Il secondo postulato criticato da Merton è quello del funzionalismo universale. Secondo
questo postulato, quando incontriamo una forma culturale standardizzata essa deve
necessariamente avere una qualche funzione positiva all’interno dell’intero sistema sociale.
Questo postulato è smentito dal fatto che in alcune situazioni, certi elementi, pur evidenti,
sono al contrario dei residui per l’intero ordinamento sociale, cioè non volgono più alcuna
funzione.
Il terzo postulato criticato da Merton è quello dell’indispensabilità. Secondo questo
postulato ogni funzione è vitale e indispensabile per il funzionamento e il mantenimento o
la sopravvivenza del sistema stesso. Anche in questo caso è possibile evidenziare come uno
stesso elemento può svolgere una molteplicità di funzioni, così come elementi diversi
possono svolgere la stessa funzione. Si parla dunque di equivalenti funzionali perché si
attiene alla possibilità che strutture diverse possano svolgere la medesima funzione o aver
svolto la stessa funzione (pensiamo alla religione e alla scienza).
La critica ai postulati del funzionalismo porta Merton a operare una distinzione centrale tra
funzioni manifeste e funzioni latenti. Egli mette in luce il divario che può generarsi tra le
motivazioni coscienti del comportamento sociale e le conseguenze oggettive di esso.

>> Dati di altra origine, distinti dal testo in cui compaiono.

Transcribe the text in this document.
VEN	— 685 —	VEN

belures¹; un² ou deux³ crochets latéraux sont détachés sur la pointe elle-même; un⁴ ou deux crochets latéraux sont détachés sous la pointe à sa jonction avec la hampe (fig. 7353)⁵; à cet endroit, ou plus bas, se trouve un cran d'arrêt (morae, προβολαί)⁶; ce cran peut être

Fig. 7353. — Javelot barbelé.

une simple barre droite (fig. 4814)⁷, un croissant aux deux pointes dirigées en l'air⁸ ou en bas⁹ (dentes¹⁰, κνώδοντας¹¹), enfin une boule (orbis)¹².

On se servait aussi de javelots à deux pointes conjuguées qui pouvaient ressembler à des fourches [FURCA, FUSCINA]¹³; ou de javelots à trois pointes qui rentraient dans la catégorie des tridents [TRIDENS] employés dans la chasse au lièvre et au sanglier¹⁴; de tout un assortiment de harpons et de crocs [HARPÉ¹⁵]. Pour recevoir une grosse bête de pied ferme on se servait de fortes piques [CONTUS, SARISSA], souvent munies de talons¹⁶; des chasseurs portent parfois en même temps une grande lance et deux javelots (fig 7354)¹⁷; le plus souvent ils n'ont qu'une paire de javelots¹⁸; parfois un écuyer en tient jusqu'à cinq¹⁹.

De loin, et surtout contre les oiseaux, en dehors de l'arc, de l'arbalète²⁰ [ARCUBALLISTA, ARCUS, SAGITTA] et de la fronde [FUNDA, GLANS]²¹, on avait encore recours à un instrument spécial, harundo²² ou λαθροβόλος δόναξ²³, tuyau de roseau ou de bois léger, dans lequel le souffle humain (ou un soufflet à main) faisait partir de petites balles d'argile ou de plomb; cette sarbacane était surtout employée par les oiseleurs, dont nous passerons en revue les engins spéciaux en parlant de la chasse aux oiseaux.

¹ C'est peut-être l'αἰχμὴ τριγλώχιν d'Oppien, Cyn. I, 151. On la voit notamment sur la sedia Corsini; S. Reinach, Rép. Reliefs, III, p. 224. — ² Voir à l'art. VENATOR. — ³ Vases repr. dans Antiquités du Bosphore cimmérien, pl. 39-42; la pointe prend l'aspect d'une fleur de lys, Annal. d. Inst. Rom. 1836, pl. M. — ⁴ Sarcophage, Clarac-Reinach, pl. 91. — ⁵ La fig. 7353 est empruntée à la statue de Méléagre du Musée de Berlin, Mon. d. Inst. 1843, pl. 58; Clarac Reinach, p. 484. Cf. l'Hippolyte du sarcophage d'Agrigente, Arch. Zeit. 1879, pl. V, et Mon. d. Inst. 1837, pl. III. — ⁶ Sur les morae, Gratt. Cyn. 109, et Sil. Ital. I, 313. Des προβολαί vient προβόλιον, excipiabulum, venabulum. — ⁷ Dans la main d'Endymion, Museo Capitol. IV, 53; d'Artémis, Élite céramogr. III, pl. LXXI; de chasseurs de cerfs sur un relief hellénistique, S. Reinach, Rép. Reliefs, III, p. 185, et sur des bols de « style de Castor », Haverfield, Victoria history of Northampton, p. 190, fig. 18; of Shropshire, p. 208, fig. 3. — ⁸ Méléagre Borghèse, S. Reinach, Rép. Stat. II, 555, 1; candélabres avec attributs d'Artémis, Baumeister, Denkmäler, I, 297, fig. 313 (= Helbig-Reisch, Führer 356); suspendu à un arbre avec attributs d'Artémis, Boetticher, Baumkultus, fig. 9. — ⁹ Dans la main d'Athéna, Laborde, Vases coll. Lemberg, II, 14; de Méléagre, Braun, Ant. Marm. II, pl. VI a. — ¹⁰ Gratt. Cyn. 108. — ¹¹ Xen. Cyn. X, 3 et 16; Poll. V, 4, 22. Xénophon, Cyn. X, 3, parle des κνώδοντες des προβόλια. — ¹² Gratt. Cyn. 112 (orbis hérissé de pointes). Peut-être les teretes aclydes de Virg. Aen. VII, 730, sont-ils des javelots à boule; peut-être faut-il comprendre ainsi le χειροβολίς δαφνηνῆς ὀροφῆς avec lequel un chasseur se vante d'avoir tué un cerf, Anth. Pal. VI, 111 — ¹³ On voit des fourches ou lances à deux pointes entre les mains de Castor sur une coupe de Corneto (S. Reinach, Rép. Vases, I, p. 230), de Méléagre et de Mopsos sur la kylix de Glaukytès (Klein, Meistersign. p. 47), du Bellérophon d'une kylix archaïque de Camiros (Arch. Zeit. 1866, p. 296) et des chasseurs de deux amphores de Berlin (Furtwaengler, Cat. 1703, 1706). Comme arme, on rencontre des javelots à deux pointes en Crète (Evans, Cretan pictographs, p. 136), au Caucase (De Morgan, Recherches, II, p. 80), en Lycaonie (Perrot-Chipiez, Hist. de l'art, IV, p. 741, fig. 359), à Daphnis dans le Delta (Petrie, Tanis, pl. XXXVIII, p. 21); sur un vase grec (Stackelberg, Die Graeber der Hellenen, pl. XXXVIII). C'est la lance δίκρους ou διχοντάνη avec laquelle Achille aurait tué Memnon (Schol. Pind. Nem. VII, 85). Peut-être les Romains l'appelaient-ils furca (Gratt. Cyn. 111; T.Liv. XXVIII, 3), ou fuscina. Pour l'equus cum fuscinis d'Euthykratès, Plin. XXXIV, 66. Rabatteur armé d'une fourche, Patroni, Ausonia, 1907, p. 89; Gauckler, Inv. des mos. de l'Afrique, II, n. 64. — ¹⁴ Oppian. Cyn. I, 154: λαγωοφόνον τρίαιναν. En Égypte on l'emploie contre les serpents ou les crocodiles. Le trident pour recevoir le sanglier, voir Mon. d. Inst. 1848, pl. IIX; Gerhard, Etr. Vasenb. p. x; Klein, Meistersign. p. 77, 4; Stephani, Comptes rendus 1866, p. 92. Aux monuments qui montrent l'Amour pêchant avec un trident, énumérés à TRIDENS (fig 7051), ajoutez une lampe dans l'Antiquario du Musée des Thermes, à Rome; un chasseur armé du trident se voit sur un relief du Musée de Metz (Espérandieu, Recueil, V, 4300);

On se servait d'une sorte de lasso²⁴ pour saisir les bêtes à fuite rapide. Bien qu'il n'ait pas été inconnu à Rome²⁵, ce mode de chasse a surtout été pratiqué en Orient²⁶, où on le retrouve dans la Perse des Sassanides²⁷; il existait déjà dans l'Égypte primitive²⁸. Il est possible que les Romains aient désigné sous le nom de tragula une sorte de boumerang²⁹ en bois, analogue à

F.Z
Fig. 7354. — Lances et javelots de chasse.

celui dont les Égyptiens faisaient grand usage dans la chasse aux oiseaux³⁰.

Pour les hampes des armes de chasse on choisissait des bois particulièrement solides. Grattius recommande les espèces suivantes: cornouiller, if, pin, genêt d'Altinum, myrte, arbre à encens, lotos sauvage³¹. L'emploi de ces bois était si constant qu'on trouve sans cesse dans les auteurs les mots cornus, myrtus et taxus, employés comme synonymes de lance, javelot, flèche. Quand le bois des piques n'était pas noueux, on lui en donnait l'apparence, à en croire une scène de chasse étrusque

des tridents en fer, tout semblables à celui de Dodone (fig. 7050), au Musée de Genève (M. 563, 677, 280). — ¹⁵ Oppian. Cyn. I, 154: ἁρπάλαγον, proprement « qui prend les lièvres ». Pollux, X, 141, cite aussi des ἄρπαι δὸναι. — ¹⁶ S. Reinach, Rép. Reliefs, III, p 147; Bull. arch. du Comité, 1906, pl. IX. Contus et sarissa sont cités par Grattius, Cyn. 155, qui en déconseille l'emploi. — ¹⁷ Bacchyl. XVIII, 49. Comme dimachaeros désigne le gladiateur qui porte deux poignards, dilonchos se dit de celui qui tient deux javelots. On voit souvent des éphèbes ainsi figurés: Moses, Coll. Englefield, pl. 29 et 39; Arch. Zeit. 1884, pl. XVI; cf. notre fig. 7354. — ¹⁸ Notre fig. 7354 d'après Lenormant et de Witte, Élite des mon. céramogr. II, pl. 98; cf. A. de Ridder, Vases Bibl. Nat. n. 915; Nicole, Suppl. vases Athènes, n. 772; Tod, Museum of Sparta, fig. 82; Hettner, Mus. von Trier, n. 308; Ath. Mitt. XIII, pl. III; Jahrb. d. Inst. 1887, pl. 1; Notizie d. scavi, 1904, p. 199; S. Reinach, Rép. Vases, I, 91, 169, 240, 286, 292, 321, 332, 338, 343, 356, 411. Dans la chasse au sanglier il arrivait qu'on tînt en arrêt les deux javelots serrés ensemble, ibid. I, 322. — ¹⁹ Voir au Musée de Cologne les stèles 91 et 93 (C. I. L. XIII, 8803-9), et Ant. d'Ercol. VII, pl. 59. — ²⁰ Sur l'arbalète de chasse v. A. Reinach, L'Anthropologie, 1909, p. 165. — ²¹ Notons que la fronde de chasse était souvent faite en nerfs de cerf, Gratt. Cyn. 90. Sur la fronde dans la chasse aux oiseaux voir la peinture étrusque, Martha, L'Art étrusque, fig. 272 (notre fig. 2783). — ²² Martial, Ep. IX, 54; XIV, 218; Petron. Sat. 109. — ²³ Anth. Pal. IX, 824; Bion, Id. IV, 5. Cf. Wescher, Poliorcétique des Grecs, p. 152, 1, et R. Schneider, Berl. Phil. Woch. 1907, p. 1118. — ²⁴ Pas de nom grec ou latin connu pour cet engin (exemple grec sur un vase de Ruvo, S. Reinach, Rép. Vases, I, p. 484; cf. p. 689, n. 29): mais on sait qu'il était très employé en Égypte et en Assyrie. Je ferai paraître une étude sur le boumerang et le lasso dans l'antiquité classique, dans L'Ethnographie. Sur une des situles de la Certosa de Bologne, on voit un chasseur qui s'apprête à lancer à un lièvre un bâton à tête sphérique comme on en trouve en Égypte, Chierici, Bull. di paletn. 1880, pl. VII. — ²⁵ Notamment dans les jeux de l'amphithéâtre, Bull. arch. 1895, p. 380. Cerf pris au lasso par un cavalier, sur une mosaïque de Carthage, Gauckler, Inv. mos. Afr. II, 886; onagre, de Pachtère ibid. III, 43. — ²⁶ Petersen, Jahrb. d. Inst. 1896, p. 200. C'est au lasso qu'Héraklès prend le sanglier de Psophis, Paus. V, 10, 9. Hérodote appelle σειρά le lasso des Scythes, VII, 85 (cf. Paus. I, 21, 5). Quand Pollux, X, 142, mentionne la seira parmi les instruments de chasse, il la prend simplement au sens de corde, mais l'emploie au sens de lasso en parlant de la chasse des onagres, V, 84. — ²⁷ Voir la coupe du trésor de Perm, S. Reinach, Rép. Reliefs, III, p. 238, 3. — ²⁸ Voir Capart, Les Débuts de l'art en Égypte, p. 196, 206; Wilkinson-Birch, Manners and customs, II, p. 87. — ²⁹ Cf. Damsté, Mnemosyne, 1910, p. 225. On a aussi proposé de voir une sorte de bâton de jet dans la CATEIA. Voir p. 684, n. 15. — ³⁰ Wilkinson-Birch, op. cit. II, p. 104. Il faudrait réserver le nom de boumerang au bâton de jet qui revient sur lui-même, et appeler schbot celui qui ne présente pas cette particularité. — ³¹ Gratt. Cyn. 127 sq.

Occorre distinguere quindi fra ciò che un'istituzione dice ufficialmente di essere quindi
funzione manifesta, e ciò che fa davvero, quindi le conseguenze non riconosciute ma
oggettivamente funzionali (funzione latente). Merton critica la teoria dell’ordine sociale di
Parsons e dei diversi elementi considerati funzionali al mantenimento del sistema. Egli
riconosce l’ambivalenza di alcuni elementi che oltre a essere funzionali possono anche
essere disfunzionali, come ad esempio nel caso della devianza, quando si registra un
eccessivo divario fra le mete ideali che il sistema sociale propone e i mezzi necessari che
quest’ultimo è in grado di fornire per raggiungerli. Merton promuove una ricerca scientifica
meno ampia, parziale, circoscritta ma anche più precisa su alcuni aspetti della vita sociale,
chiamandole teorie a medio raggio, cioè appunto contenute. Ciò non toglie che le teorie
possano essere modificate, ampliate o riviste e corrette. L’idea di accumulo delle
conoscenze e dei modelli teorici è inscritta nel programma scientifico di Merton. Egli si
interroga sulle condizioni di possibilità dello sviluppo scientifico nelle società democratiche
e in quelle totalitarie, giunge a formulare i 4 imperativi fumzionali caratteristici della scienza:
universalismo, comunismo, dubbio sistematico e disinteresse.
4.3 Niklas Luhmann
Niklas Luhmann è considerato uno dei maggiori filosofi e sociologi della seconda metà del
20° secolo, è considerato uno struttural-funzionalista. Nell’opera “Illuminismo sociologico”,
Luhmann delinea il quadro epistemologico della sociologia in senso funzionalista. Per
Luhmann se la sociologia resta ancorata a una spiegazione causale dei fenomeni sociali, si
espone all’impossibilità di tenere sotto controllo una molteplicità di variabili, quindi
l’impossibilità di una qualsiasi formulazione teorica che abbia valore di scientificità. La
sociologia per Luhmann può formulare teorie scientifiche utilizzando il metodo dell'analisi
funzionale, con issa infatti non si stabiliscono più collegamenti tra cause ed effetti, ma
vengono messi a confronto fenomeni in riferimento a un aspetto problematico, per trovare
le relative soluzioni. Con l’analisi del tipo funzionale, Luhmann si distacca dalla spiegazione
causale e accoglie l’idea di funzione come concetto chiave per l’indagine dei sistemi.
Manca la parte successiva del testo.